À la veille de Noël, un père écrit à son enfant (qui est encore trop petit pour jouer) que dans les quatre années à venir, il lui offrira (dans le but de « façonner » sa « conscience de citoyen »), à chacun de ses Noëls, seulement des armes, « beaucoup d’armes, uniquement des armes » :

« … je t’offrirai des fusils. À double canon. À répétition. Des mitraillettes. Des canons. Des bazookas. Des sabres. (…). Des mitrailleuses, des poignards, des revolvers à barillet. Des colts, des winchesters, des rifles, des chassepots, des modèles 1891, des garands, des obusiers, des couleuvrines, des bombardes, des arcs, des frondes, des arbalètes (…) des épées, des piques, des harpons, des hallebardes et des grappins (…). Des rapières… des lames de Tolède… des haches d’armes, des pertuisanes, des poignards, des kriss, des javelots, des cimeterres, des viretons et des cannes-épées (…). Des sabres d’abordage… des pistolets ornés d’arabesques… des stylets… des arcs… des couteaux à scalp (…). Des pistolets petits et plats, à glisser dans la redingote… ou des lugers (…). Et encore des fusils. Des fusils de Ringo, de Wild Bill Hitchcock ou de Sambigliong (…). Bref, des armes, mon cher enfant, beaucoup d’armes, uniquement des armes. C’est cela que tu auras à chacun de tes Noëls1 ».

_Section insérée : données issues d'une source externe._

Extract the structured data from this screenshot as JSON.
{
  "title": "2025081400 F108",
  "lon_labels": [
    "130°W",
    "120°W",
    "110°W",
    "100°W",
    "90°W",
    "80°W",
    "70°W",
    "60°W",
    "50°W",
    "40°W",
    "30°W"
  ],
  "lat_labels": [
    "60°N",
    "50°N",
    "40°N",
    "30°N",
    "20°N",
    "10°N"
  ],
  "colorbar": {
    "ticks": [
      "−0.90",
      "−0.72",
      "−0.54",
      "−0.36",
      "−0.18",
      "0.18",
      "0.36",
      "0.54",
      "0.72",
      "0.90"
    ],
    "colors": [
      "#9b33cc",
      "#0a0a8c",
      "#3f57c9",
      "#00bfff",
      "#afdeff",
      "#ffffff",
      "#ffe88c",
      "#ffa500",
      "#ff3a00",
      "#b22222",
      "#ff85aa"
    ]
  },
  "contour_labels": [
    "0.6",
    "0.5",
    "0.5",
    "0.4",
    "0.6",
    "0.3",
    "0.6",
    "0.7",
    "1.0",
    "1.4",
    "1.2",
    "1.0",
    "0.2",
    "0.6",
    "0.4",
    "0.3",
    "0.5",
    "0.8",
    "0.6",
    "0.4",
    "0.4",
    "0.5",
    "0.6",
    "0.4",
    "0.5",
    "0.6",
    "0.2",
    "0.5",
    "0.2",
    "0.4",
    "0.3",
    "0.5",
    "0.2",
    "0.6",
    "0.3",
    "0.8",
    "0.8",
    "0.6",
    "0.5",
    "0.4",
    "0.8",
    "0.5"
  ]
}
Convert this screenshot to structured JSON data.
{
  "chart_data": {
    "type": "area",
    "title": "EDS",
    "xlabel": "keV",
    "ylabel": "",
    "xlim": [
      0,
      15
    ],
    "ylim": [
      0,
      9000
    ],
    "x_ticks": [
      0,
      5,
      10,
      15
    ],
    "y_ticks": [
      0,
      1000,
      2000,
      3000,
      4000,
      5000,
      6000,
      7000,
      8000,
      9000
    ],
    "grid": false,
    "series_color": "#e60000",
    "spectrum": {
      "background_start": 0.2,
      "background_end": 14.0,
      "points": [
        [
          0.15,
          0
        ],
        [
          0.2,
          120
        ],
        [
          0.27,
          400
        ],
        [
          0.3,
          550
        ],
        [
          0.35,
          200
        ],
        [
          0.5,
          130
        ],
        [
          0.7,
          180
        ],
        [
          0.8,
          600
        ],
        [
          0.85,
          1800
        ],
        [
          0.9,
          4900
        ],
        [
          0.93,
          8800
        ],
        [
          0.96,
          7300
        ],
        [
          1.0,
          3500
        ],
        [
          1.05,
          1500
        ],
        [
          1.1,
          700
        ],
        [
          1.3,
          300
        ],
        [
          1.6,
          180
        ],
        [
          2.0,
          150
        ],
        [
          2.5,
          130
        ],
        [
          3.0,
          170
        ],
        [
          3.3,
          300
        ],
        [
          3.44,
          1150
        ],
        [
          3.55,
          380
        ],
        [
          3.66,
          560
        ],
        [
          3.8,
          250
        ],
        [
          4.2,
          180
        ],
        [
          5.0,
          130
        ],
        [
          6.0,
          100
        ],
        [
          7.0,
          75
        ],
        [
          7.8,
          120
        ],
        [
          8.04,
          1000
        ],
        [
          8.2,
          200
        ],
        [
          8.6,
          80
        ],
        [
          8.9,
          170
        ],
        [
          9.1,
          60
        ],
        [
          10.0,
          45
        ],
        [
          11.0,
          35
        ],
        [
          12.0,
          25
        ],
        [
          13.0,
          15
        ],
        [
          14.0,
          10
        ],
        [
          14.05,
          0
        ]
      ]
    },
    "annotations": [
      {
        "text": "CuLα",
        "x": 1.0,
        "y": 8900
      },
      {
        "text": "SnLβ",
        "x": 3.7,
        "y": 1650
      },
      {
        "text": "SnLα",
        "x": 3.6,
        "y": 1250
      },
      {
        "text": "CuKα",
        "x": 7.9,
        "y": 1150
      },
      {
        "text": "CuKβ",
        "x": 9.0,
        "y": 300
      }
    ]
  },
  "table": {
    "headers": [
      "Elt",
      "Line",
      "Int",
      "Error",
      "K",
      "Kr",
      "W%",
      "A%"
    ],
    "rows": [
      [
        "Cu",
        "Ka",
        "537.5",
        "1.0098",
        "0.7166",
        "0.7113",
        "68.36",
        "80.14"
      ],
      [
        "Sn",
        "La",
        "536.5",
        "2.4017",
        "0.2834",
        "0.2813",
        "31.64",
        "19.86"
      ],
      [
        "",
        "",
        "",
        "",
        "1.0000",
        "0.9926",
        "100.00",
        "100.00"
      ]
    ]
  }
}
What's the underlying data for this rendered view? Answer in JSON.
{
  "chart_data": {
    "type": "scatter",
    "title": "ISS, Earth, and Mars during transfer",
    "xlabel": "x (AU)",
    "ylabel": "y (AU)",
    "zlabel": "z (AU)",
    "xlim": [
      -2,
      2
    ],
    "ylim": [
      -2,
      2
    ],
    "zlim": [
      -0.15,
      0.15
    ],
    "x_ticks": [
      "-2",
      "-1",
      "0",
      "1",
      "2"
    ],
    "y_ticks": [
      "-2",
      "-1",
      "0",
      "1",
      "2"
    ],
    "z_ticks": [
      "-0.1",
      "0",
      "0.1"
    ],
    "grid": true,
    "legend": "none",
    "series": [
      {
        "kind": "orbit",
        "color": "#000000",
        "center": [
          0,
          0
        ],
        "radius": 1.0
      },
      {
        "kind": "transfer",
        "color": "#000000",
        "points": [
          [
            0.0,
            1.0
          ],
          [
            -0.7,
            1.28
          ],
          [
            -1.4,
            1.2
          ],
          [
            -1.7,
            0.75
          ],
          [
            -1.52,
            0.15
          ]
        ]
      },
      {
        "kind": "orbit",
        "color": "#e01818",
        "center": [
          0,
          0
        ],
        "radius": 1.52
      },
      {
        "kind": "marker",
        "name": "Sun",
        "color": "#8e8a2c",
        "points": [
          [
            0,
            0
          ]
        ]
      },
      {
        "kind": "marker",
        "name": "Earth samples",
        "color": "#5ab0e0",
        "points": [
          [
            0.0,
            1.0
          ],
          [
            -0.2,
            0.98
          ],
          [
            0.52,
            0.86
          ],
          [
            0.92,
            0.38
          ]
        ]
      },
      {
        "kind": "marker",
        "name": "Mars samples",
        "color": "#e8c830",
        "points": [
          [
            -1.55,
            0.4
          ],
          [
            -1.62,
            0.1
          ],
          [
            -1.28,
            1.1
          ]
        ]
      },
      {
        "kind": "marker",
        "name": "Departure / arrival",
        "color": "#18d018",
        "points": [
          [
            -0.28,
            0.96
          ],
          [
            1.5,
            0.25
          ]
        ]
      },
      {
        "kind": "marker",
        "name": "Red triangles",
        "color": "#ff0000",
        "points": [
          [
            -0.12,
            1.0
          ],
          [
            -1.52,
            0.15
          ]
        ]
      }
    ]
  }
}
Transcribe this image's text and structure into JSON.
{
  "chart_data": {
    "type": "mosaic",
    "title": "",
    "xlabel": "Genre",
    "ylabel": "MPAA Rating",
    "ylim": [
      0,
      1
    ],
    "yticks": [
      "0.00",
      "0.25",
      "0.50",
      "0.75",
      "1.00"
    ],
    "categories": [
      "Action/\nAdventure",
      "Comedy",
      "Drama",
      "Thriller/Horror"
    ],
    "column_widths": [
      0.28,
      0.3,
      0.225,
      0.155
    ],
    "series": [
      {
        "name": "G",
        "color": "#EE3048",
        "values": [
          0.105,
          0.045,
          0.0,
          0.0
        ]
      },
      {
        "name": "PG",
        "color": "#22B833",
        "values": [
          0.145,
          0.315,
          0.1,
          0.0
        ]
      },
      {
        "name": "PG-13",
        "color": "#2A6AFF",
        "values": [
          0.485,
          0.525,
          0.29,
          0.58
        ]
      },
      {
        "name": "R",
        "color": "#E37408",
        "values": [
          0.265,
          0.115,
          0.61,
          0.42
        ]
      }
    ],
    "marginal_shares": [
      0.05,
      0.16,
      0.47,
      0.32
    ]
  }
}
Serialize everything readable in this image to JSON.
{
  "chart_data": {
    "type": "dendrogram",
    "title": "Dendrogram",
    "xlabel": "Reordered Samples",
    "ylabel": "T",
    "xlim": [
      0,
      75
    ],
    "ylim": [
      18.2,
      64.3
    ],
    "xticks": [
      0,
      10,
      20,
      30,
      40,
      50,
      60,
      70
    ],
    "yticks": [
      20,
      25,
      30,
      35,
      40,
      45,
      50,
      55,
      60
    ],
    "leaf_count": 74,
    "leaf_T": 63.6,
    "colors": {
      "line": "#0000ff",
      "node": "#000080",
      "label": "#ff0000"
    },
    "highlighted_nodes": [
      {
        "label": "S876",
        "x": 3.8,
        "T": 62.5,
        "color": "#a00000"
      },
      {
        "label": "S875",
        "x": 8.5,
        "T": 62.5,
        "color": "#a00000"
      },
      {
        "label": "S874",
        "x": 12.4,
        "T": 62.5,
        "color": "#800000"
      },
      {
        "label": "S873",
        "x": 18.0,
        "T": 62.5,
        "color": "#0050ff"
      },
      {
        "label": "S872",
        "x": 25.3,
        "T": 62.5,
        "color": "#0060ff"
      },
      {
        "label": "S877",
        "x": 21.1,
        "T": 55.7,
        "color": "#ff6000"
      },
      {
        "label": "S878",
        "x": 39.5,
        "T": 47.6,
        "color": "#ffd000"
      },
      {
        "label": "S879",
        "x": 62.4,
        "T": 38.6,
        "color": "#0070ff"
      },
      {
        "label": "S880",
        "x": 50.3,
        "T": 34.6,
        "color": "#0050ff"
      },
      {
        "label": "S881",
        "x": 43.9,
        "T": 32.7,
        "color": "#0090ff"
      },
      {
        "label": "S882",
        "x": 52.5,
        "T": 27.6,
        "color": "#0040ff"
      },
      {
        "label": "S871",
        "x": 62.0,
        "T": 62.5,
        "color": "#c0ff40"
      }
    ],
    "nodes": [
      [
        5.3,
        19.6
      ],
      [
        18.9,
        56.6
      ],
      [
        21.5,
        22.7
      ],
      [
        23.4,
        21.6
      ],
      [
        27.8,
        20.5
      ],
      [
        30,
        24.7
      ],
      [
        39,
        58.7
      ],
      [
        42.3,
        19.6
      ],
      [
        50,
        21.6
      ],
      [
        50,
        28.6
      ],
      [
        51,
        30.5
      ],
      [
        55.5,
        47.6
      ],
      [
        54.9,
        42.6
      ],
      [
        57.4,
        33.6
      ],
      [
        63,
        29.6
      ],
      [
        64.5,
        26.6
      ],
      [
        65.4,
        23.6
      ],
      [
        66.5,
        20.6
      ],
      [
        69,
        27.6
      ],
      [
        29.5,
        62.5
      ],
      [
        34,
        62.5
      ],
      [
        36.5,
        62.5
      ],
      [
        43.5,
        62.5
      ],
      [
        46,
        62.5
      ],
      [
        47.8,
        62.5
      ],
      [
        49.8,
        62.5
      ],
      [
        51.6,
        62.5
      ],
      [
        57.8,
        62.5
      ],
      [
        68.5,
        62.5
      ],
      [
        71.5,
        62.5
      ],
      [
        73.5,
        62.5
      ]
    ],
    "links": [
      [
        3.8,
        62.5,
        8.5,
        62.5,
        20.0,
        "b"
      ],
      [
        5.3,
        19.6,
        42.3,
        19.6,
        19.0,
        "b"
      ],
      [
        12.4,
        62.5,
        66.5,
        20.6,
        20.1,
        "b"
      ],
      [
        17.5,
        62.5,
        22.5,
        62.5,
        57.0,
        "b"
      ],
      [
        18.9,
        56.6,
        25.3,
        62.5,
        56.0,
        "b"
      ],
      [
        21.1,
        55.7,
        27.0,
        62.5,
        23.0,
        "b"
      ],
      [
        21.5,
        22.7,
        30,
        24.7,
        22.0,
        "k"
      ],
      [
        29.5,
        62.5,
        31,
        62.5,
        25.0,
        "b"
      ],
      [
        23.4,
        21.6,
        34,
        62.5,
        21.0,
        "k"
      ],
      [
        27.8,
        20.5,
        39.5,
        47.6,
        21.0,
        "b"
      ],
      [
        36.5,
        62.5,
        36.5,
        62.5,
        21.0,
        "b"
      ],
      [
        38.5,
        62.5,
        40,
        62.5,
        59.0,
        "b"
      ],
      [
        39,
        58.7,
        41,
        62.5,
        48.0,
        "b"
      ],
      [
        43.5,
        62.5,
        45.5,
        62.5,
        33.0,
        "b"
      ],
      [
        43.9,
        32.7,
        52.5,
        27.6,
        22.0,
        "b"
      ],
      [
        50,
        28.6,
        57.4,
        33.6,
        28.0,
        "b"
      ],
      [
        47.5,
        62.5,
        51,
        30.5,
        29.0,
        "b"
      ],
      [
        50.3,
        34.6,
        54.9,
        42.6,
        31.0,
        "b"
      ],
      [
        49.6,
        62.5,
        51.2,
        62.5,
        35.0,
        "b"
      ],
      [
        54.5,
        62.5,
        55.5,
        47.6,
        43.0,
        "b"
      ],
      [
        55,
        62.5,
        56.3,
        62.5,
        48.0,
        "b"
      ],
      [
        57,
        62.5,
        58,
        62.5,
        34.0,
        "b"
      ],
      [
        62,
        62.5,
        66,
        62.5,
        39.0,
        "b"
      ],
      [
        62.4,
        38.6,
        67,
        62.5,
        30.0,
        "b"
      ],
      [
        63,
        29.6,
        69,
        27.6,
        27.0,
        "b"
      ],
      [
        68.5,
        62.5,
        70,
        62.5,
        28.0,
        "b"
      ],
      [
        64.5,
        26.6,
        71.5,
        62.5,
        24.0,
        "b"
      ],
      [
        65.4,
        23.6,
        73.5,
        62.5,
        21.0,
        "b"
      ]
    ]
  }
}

La récurrence incessante, dans ce passage, du même signifié, celui d’« arme », crée une impression d’infinité : l’univers des armes est si vaste, si diversifié qu’on le présumerait sans fin. Comme nous l’avons déjà exprimé, à l’ouverture de ce chapitre préliminaire de notre étude sur la technique de mise en abyme dans l’œuvre narrative d’Umberto Eco, cette réitération reflète l’unité dans la diversité.

Le terme « fractale », créé par Benoît Mandelbrot2, à partir de la racine latine fractus (qui signifie « brisé », « fractionné », « fragmenté ») désigne des objets dont la structure est invariante par changement d’échelle. Dans le pastiche l’idée (ou le concept) d’« arme » est la « structure » constante, transposée à l’échelle des signifiants (« mitraillettes », « canons », « bazookas », « sabres », « poignards », « revolvers », « arbalètes », « harpons » et ainsi de suite). On pourrait, donc, parler ici d’un phénomène de fractalité du concept d’« arme ».

1Umberto Eco, Pastiches et postiches, pp. 212-213.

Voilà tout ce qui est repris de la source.